A semana registrou preços predominantemente estáveis para o quilo vivo e os principais cortes de carne suína no atacado. Segundo o analista de Safras & Mercado, Allan Maia, a movimentação de negócios tem sido reduzida, com frigoríficos adotando postura de cautela diante de um cenário desafiador no curto prazo.

“O mercado considera a fraqueza nos preços da carne de frango e o processo de descapitalização das famílias, fatores que impactam a decisão de compra e, consequentemente, a reposição de suínos”, explica Maia.

Os suinocultores também buscaram manter os preços do animal vivo, sinalizando que a oferta tende a se ajustar à demanda da indústria.
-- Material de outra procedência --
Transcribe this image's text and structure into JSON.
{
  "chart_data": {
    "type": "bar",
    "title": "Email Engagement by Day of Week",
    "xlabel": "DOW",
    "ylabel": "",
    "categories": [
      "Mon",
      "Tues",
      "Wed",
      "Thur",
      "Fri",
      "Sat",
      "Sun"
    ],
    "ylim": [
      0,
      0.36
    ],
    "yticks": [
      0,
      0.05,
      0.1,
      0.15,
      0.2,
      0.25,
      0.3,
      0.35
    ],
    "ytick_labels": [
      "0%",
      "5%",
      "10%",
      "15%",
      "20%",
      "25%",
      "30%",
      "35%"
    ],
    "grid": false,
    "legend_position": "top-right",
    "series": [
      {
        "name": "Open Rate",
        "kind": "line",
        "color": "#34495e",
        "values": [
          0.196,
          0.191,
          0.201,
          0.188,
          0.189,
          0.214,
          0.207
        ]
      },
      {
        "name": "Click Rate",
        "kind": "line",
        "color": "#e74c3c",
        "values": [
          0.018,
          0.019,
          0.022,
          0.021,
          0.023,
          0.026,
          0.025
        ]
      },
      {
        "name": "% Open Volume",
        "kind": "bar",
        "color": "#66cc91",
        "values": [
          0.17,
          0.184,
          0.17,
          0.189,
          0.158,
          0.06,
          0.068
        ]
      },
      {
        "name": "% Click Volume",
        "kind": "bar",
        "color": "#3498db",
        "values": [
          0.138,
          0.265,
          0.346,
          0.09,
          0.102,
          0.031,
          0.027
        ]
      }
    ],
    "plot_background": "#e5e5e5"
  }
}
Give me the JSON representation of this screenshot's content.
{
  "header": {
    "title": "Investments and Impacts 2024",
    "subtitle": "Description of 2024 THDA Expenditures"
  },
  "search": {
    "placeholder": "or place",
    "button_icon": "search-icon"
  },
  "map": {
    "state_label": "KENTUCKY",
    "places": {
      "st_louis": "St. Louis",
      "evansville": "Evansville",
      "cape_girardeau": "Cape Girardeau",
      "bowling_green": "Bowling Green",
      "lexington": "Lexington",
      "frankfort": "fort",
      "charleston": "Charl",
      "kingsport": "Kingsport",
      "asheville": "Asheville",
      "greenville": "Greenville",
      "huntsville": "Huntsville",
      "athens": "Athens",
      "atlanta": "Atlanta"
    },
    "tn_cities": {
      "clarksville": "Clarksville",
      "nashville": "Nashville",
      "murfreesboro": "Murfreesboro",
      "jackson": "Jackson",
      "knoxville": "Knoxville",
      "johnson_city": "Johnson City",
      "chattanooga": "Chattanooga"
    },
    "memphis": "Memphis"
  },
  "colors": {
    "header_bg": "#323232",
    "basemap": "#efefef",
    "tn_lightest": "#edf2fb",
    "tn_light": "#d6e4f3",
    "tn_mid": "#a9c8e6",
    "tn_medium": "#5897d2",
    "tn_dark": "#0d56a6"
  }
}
O bom desempenho das exportações segue sendo um ponto positivo para o setor.

Cotações do quilo vivo e cortes de carne

O levantamento de Safras & Mercado indicou que a média nacional do quilo do suíno vivo caiu ligeiramente de R$ 6,61 para R$ 6,60. Já os cortes de carcaça no atacado tiveram média de R$ 10,13, enquanto o pernil atingiu R$ 12,04.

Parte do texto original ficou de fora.